This unrivalled performance does, though, come with a catch: how on earth do you replace someone like that? Two years ago Mr Cook told Dua Lipa, a pop star with a podcast, that “I love it there and I can’t envision my life without being there. And so I’ll be there for a while.” In recent days, however, the Financial Times hinted that this while may be shorter than expected, reporting that Mr Cook may stand down as early as next year. Apple’s enviable finances mean the shoes he will leave his successor are comfortable—but also uncomfortably large.

Apple is not the only corporate giant preparing a peer to succeed someone widely regarded as peerless. On November 14th Walmart announced that Doug McMillon, who has steered the world’s largest retailer through international expansion, a global pandemic and a digital reinvention, will in January hand over to the boss of its American business after nearly 12 years. Days earlier Warren Buffett, an icon of America Inc, said he was “going quiet” ahead of his imminent retirement after six decades in charge of Berkshire Hathaway, a textile mill he has woven into a $1trn investment powerhouse. Jamie Dimon, about to celebrate 20 years as head of JPMorgan Chase, the world’s most valuable bank, is no longer joking that his exit is five years away—and always will be.

Although the average tenure of an S&P 500 boss fell from 11 years in 2021 to eight in 2024, nearly one in five of the blue-chip index’s constituents is led by a “marathoner CEO” serving a decade or more. Such companies tend to be more successful than average, with a typical market value of $59bn and total five-year shareholder returns (including dividends) of 93%. That is respectively twice and almost three times the median for the 200 or so firms whose bosses have been in place for three years or less. Naturally: otherwise the board would have looked for someone else.

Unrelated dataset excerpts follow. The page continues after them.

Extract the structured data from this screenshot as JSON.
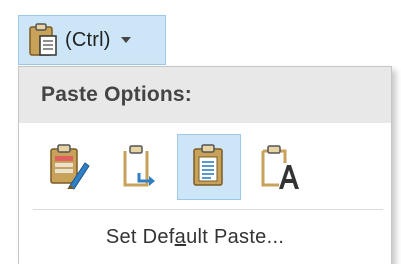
{
  "smart_tag": {
    "label": "(Ctrl)",
    "icon": "clipboard-paste-icon",
    "caret_icon": "caret-down-icon"
  },
  "menu": {
    "header": "Paste Options:",
    "options": [
      {
        "icon": "keep-source-formatting-icon",
        "selected": false
      },
      {
        "icon": "merge-formatting-icon",
        "selected": false
      },
      {
        "icon": "keep-text-only-icon",
        "selected": true
      },
      {
        "icon": "paste-picture-text-icon",
        "selected": false
      }
    ],
    "set_default_pre": "Set Def",
    "set_default_accel": "a",
    "set_default_post": "ult Paste..."
  },
  "colors": {
    "selected_bg": "#cde6f7",
    "header_bg": "#e8e8e8",
    "clipboard_tan": "#c9a25a",
    "accent_blue": "#2f7fc4"
  }
}
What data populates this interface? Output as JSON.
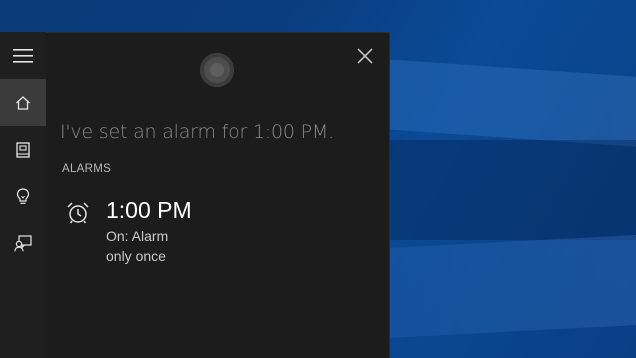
{
  "cortana": {
    "response_text": "I've set an alarm for 1:00 PM."
  },
  "nav": {
    "items": [
      {
        "id": "menu",
        "icon": "hamburger-icon",
        "active": false
      },
      {
        "id": "home",
        "icon": "home-icon",
        "active": true
      },
      {
        "id": "notebook",
        "icon": "notebook-icon",
        "active": false
      },
      {
        "id": "reminders",
        "icon": "lightbulb-icon",
        "active": false
      },
      {
        "id": "feedback",
        "icon": "feedback-icon",
        "active": false
      }
    ]
  },
  "alarms": {
    "section_label": "ALARMS",
    "items": [
      {
        "time": "1:00 PM",
        "state": "On: Alarm",
        "repeat": "only once",
        "icon": "alarm-clock-icon"
      }
    ]
  },
  "colors": {
    "nav_bg": "#1f1f1f",
    "panel_bg": "#1c1c1c",
    "active_nav": "#3b3b3b",
    "desktop_blue": "#0a3d80"
  }
}
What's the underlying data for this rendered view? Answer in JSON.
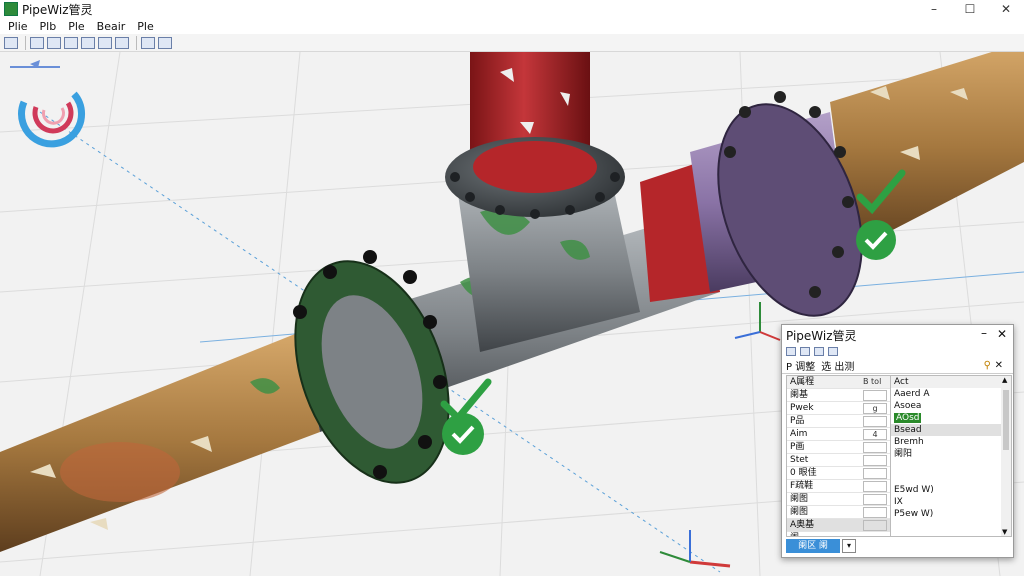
{
  "window": {
    "title": "PipeWiz管灵",
    "minimize": "–",
    "maximize": "☐",
    "close": "✕"
  },
  "menu": [
    "Plie",
    "Plb",
    "Ple",
    "Beair",
    "Ple"
  ],
  "toolbar": {
    "icons": [
      "copy-icon",
      "undo-icon",
      "save-icon",
      "rotate-icon",
      "grid-icon",
      "view-icon",
      "layers-icon",
      "pan-icon",
      "frame-icon"
    ]
  },
  "colors": {
    "pipe_rust": "#a5783f",
    "pipe_gray": "#7d8286",
    "pipe_red": "#b5262a",
    "pipe_purple": "#8a73a6",
    "paint_green": "#3f8f45",
    "check_green": "#2ea043",
    "accent_blue": "#3a8fd8"
  },
  "panel": {
    "title": "PipeWiz管灵",
    "minimize": "–",
    "close": "✕",
    "tabs": [
      "P  调整",
      "选 出测"
    ],
    "pin": "⚲",
    "tab_close": "✕",
    "left_header": "A属程",
    "left_header2": "B tol",
    "left_rows": [
      {
        "label": "阑基",
        "value": ""
      },
      {
        "label": "Pwek",
        "value": "g"
      },
      {
        "label": "P品",
        "value": ""
      },
      {
        "label": "Aim",
        "value": "4"
      },
      {
        "label": "P画",
        "value": ""
      },
      {
        "label": "Stet",
        "value": ""
      },
      {
        "label": "0 眼佳",
        "value": ""
      },
      {
        "label": "F疏鞋",
        "value": ""
      },
      {
        "label": "阑图",
        "value": ""
      },
      {
        "label": "阑图",
        "value": ""
      },
      {
        "label": "A奥基",
        "value": ""
      },
      {
        "label": "阑",
        "value": ""
      }
    ],
    "right_header": "Act",
    "right_rows": [
      "Aaerd A",
      "Asoea",
      "AOsd",
      "Bsead",
      "Bremh",
      "阑阳",
      "",
      "",
      "E5wd W)",
      "IX",
      "P5ew W)"
    ],
    "ok_label": "阑区 阑",
    "dropdown": "▾"
  }
}
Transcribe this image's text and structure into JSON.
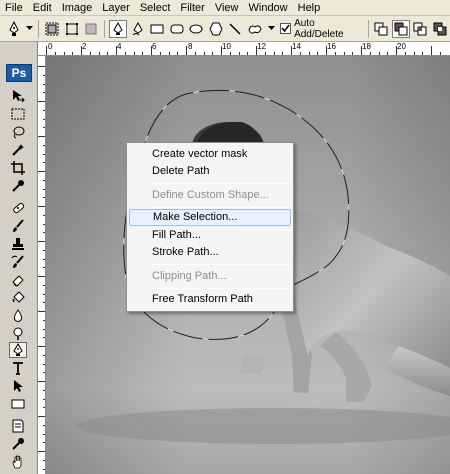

Unsurprising, then, that when marathoners do finally hand over the baton, those selected to carry it often stumble. “You don’t want to be the person who follows the legend,” a headhunting adage goes, “you want to be the person who follows the person who follows the legend.” Or, indeed, the person after that. It took GE 17 years and two failed attempts to find a worthy successor to Jack Welch, who led the industrial conglomerate for 20 years until 2001. Nike is on its second flat-footed boss since Mark Parker’s tremendous leg from 2006 to 2020. It is too early to tell if Kelly Ortberg, appointed last year to lead Boeing, can pull the planemaker out of a prolonged nosedive following the departure in 2015 of its last successful pilot, James McNerney.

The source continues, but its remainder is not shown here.